Program İndirme: Makineniz hep güncel, hep “yenilikte” 

Siemens iQ500 Çamaşır ve Kurutma makinesi, güncel yeni programları kolayca indirip tek dokunuşla kullanabilirsiniz. İhtiyaç değiştikçe çamaşır makineniz de sizinle birlikte kendini güncelliyor. Siemens’in en sevilen yanlarından biri, cihazların statik kalmaması. Yani bugün aldığınız çamaşır makinesi birkaç yıl sonra bile yeni özellikler kazanabiliyor. 



Siemens Home Connect üzerinden cihaza özel yeni yıkama ve kurutma programları indirebiliyorsunuz. Mevsimsel ihtiyaçlar, moda olan yeni kumaş türleri, spor kıyafetlerin gelişmesi… Ne değişirse değişsin, makineniz hep güncel kalıyor. 

Tıpkı telefonunuza uygulama güncellemesi indirir gibi çamaşır ve kurutma makineniz de güncellemelerle değişen yaşam tarzınıza ayak uyduruyor. 

Akıllı deterjan yönetimi: i-Dos ile her yıkamada doğru ölçü 

Makineyi tamamen doldurunca veya tek parça kıyafeti makineye attığınızda ne kadar deterjan koyacağınızı bilemiyor olabilirsiniz. İşte tam bu noktada i-Dos Deterjan Tarama teknolojisi devreye giriyor. Siemens Home Connect üzerinden şişelerin barkodunu okutup su sertliği ve deterjan yoğunluğunu makineye iletiyor, i-Dos ise her yıkamada doğru miktarı otomatik olarak ayarlıyor. Üstelik Siemens Home Connect uygulaması, deterjan seviyesini takip ederek deterjanınız tükenmeden önce size haber veriyor. Tek yapmanız gereken uygulamayı telefonunuza yüklemek ve çamaşır makinenizi uygulamaya bağlamak. 

stainRemoval teknolojisi: Zorlu lekelerle inatlaşmayı unutun 

Çay, yağ, makyaj, çikolata lekeleri… Gün içinde fark etmeden üzerinize bulaşan lekeler artık kâbus olmaktan çıkıyor. Siemens iQ500 çamaşır makinesi ile stainRemoval teknolojisi devreye giriyor. Tek bir dokunuşla çay, yağ, kozmetik veya günlük hayatta karşılaştığınız diğer zor lekeler için özel programları aktif edebilirsiniz. 

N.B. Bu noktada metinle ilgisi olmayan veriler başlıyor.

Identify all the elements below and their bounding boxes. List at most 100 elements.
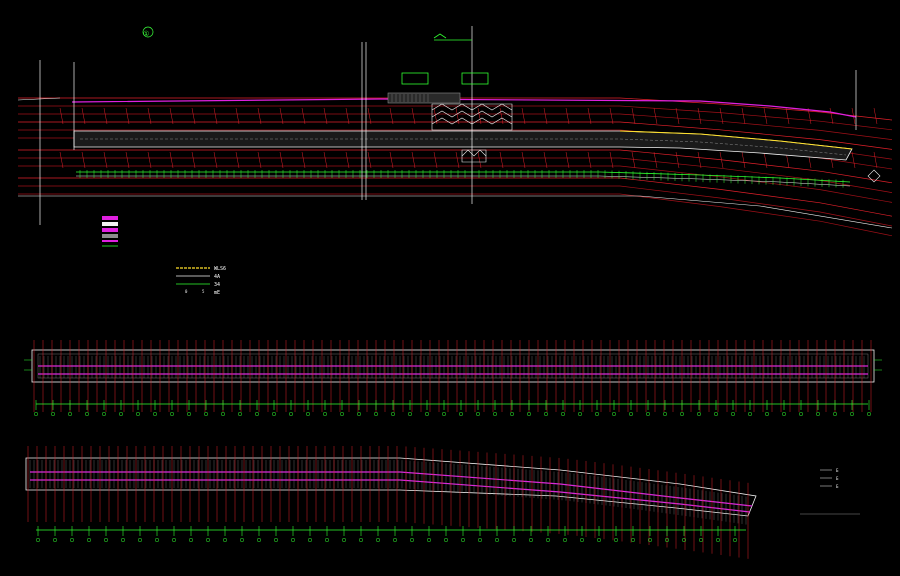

Siemens Home Connect uygulaması sayesinde daha fazla leke türünü ve bunlar için geliştirilmiş özel programları keşfetmek de mümkün. Yani sadece “lekeyi çıkar” demekle kalmıyor, sizin için en doğru yıkama programını da otomatik olarak öneriyor. Böylece hem lekelerle uğraşmak zorunda kalmıyor hem de giysilerinizin ömrünü koruyorsunuz. 

Artık çocuğunuza yemek yedirirken dökülen yemek lekeleri, kahve kazaları ya da mutfakta sıçrayan yağ lekeleri sizi endişelendirmiyor. stainRemoval, günlük hayatın getirdiği küçük sürprizlere karşı en güvenilir yardımcınız oluyor. 

Siemens iQ500 çamaşır ve kurutma makineleri, artık sadece kıyafetlerinizi temizleyen makineler değil; size zaman, konfor ve güven veren akıllı iş ortaklarınızdır. Ütüye harcadığınız vakti kendinize ayırın, lekelerle uğraşmayı unutun ve teknolojinin yaşam alanınıza uyumunun keyfini yaşayın.

*Bu yazı Siemens’in katkılarıyla hazırlanmıştır.